I sipped politely from my Susie Cooper cup, gave Gerald a stern look as he weighed up the possibilities of a stool on which he might climb and reach the porcelain figurines.

‘So, you’re in purdah, I take it?’ She wasn’t quite laughing at me, but there was something in her tone that made me feel foolish for hiding away from Tommo all over again.

‘Yes.’ It was no use, she would never understand.

‘What the hell for? Why don’t you just off-load the bad bugger, cut him out of your life? I can do it for you if you like.’

‘Thanks.’ I planted the cup in its delicate saucer, noticed that my hostess had mixed up her fruits, as I had a grape pattern on one piece and a lemon on the other. They were beautiful things, lovely to hold and to behold. ‘I’ve already had the same offer from Dad’s lawyer. He wanted to contest the will, said he had some flimsy evidence of Dad’s change of heart.’

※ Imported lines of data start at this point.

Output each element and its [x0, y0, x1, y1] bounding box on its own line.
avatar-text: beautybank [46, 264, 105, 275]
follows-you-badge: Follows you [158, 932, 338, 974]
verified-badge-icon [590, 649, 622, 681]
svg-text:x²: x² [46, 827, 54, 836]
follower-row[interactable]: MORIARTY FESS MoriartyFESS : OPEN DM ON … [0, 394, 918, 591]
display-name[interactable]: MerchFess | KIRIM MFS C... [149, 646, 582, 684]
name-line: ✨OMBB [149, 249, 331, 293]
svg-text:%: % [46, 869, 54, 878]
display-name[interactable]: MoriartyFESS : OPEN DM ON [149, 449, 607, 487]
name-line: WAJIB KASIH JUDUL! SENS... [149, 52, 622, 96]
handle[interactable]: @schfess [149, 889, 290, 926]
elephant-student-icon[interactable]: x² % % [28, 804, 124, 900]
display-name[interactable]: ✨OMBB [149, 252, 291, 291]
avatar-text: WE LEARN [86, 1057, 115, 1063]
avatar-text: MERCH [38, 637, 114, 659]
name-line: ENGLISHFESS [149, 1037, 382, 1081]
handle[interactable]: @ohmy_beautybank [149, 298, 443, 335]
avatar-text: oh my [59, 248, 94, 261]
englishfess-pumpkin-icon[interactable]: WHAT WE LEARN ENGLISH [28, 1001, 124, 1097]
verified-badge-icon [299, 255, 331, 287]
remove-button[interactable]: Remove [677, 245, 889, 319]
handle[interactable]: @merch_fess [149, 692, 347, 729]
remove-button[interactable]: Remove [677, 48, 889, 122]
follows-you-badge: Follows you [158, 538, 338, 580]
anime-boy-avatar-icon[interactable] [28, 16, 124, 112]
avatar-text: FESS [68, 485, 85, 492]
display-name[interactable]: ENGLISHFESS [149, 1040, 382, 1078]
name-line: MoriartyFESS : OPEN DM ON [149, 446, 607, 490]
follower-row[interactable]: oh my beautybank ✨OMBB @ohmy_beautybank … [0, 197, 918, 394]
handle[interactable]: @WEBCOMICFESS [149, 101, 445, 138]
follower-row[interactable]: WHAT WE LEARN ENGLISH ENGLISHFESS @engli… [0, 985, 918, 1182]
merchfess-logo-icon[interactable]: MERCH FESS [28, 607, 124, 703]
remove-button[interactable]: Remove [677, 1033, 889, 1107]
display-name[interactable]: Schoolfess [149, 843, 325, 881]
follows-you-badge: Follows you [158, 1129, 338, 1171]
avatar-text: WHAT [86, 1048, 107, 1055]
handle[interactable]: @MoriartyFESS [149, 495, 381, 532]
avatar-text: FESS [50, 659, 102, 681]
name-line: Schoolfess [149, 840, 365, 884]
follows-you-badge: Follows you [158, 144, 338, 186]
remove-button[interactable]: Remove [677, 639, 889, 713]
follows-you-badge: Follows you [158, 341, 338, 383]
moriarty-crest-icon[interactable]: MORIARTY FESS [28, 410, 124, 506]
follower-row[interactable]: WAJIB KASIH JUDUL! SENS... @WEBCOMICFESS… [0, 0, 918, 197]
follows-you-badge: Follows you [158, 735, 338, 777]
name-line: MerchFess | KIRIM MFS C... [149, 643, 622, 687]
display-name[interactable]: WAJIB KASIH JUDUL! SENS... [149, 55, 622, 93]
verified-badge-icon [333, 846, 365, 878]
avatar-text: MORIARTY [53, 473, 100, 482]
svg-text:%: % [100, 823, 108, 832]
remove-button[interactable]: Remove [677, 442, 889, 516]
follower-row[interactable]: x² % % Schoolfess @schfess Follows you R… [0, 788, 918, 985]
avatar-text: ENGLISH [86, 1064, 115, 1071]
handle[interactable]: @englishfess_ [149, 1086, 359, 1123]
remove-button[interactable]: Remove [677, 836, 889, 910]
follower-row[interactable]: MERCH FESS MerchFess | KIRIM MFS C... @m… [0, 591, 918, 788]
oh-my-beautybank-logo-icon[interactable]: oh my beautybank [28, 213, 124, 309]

She sighed explosively. ‘Sometimes, Laura, you get right up my nose. Why don’t you do something?’

‘Such as?’

‘Anything. Just something. You let things happen to you, just sit there and wait for life to arrive. It’s not a bus you know, not something that runs to a timetable.’

‘I’ve never known a bus to be on time anyway,’ I quipped. I placed the baby on my shoulder, winded him, hoped that he hadn’t done one of his wet burps. ‘There are two children now, you know,’ I reminded her unnecessarily. Gerald had picked up a heavy crystal ashtray, was trying to balance it on his head. ‘Put it down,’ I said crossly.

‘Babies are happenings,’ she replied. ‘I’m talking about you and the rest of your life. What about it?’

‘I don’t know.’ My older son placed the ashtray on the floor and attempted to stand in it. At home, he had been as good as gold, but now, just a few yards from his own territory, he was behaving like a thorough brat. ‘Get out of that,’ I ordered stiffly.

‘Leave him alone,’ said Anne. ‘Everything’s insured.’

‘Even the stuff that’s not paid for?’

‘Especially the stuff that’s not paid for. Look. You’re twenty-three and you’ve a head on your shoulders. Why don’t you go to night school and pick up a few qualifications?’

She was annoying me, had plainly joined the up-and-coming brigade of women who considered motherhood and housekeeping to be a crime. ‘I’m happy,’ I said lamely.

She shook her head, but every hair remained fastened down, adhered strictly to the swept-back style that she had favoured of late. ‘You’re scared to death. Get out of that dreary flat, find an interest, forget Tommo.’